Fort Lewis College officials are working to boost enrollment after a substantial dip last fall.
The school has signed a contract to do direct mailing, hired a new recruiter and started doing more advertising. So far, the efforts appear to be paying off.
The school received 3,005 applications from potential freshmen as of Friday. By comparison, it received about 2,400 as of the same time last year, said Andy Burns, director of admission.
About 600 of those applications have come in over the last three weeks as a result of contracting with Royall & Co. to do direct mailing. Previously, the college staff did similar mailings on its own.
While the numbers from direct mailing look good, the college staff also has seen a positive response from other new efforts.
“We’re not putting all our enrollment eggs in Royall & Company,” said Mitch Davis, spokesman for the college.
The college has invested in advertising on local school buses and Denver High School buses. They also have bought ads in movie theaters, through Google, Facebook and Pandora.
So far, Pandora ads have been the most successful at attracting viewers to Fort Lewis’ website.
In addition, a new recruiter was hired to focus on Northern New Mexico and Southwest Colorado.

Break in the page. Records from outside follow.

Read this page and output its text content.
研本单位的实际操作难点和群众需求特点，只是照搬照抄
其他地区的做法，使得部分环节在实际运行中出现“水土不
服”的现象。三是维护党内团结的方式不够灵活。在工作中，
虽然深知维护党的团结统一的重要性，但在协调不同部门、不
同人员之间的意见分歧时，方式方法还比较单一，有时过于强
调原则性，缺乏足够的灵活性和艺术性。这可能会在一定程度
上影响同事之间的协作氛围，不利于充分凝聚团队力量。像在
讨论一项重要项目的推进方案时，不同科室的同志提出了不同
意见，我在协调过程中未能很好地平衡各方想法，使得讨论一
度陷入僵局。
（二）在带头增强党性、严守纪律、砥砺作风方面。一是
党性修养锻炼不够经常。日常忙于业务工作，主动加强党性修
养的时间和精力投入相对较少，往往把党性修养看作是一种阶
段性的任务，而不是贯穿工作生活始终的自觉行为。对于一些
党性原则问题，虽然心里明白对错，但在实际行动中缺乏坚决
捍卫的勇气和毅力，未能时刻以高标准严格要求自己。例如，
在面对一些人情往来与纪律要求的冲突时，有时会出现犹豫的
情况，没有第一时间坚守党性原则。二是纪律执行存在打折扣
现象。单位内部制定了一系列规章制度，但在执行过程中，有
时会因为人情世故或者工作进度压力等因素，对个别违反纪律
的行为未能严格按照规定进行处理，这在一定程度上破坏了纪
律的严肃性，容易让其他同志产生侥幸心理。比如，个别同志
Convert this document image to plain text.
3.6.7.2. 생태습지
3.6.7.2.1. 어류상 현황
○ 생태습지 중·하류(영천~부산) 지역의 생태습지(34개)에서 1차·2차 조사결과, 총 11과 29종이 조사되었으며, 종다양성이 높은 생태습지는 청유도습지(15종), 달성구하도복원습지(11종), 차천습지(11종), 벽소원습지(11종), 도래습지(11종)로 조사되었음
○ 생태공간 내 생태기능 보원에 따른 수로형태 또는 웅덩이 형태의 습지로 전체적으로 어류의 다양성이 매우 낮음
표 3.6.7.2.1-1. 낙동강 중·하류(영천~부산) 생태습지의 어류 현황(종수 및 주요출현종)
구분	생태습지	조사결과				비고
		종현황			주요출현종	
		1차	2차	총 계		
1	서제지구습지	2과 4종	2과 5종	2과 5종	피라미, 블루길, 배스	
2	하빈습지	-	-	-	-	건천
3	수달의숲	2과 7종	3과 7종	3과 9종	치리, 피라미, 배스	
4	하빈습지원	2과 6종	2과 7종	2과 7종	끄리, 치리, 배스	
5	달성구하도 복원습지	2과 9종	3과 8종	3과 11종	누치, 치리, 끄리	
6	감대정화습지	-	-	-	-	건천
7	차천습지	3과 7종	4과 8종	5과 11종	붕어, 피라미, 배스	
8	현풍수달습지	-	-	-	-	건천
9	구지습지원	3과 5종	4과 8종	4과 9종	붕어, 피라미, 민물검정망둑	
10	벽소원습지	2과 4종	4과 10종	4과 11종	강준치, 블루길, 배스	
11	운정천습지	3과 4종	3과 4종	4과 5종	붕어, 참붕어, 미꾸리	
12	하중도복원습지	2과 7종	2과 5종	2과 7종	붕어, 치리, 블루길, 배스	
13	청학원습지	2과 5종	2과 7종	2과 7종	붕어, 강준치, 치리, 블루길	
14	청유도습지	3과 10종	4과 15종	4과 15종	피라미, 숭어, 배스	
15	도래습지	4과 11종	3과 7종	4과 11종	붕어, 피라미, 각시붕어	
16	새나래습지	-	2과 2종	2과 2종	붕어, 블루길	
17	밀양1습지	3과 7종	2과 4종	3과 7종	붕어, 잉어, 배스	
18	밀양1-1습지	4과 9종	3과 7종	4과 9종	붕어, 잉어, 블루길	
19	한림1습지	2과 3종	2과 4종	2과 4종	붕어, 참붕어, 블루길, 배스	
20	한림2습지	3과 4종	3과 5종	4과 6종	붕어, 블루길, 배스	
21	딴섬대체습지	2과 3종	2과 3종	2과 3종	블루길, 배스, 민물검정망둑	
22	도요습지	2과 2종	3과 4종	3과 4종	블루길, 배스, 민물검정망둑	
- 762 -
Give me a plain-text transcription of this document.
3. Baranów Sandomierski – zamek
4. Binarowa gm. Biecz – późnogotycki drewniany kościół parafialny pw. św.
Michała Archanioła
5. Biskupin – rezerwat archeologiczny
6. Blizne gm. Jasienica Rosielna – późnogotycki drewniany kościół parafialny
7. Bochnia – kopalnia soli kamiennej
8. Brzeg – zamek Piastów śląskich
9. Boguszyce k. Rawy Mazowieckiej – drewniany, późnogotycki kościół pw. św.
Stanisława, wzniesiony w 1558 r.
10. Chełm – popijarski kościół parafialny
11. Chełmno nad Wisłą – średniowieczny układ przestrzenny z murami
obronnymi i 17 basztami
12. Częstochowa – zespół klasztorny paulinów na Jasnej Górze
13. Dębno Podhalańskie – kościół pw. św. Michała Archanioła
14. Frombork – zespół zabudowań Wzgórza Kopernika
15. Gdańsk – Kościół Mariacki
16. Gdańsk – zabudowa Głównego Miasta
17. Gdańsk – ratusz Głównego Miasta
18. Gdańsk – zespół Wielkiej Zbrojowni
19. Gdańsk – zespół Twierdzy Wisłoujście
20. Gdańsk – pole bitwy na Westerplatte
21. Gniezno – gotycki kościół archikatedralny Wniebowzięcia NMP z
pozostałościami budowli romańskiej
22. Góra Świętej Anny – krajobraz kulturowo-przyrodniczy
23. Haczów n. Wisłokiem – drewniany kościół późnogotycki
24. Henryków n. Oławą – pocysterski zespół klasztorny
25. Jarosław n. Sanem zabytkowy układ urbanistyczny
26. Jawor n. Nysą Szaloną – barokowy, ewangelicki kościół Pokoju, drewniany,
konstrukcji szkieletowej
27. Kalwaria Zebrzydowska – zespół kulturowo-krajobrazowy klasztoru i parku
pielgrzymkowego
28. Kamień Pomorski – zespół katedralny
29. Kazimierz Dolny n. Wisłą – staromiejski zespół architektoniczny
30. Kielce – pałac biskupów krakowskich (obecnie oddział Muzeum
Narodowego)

This person also has worked to attract students from San Juan College and Southwest Colorado Community College.
About 10 to 15 percent of Fort Lewis students normally come from the Four Corners. So far, applications from this geographic region have doubled compared with the same time last year, Burns said.
But with six months before the deadline for applications, Burns is hesitant to be overly optimistic.
“Even though applications for this territory look positive now, we’re unsure about what’s going to happen,” Burns said.
The college staff has aimed to increase enrollment 2 percent each year from 2012 until 2016. But in fall 2014, the college’s enrollment fell 7.1 percent from 4,065 to 3,776 students. Burns said the college is interested in making up the difference this year and is working to attract students interested in the liberal-arts experience and the lifestyle Durango offers, among other factors.
Last fall, the college was hit by a large graduating class and a small incoming class.
In addition, 35 out-of-state colleges and universities have offices in Colorado doing recruitment, Davis said.
“The recruiting landscape in the state and in the nation is getting more and more challenging,” Davis said.
This story has been corrected to reflect the correct number of applications from freshmen that the college has received.
The number of out-of-state colleges and universities that have offices in Colorado has also been corrected.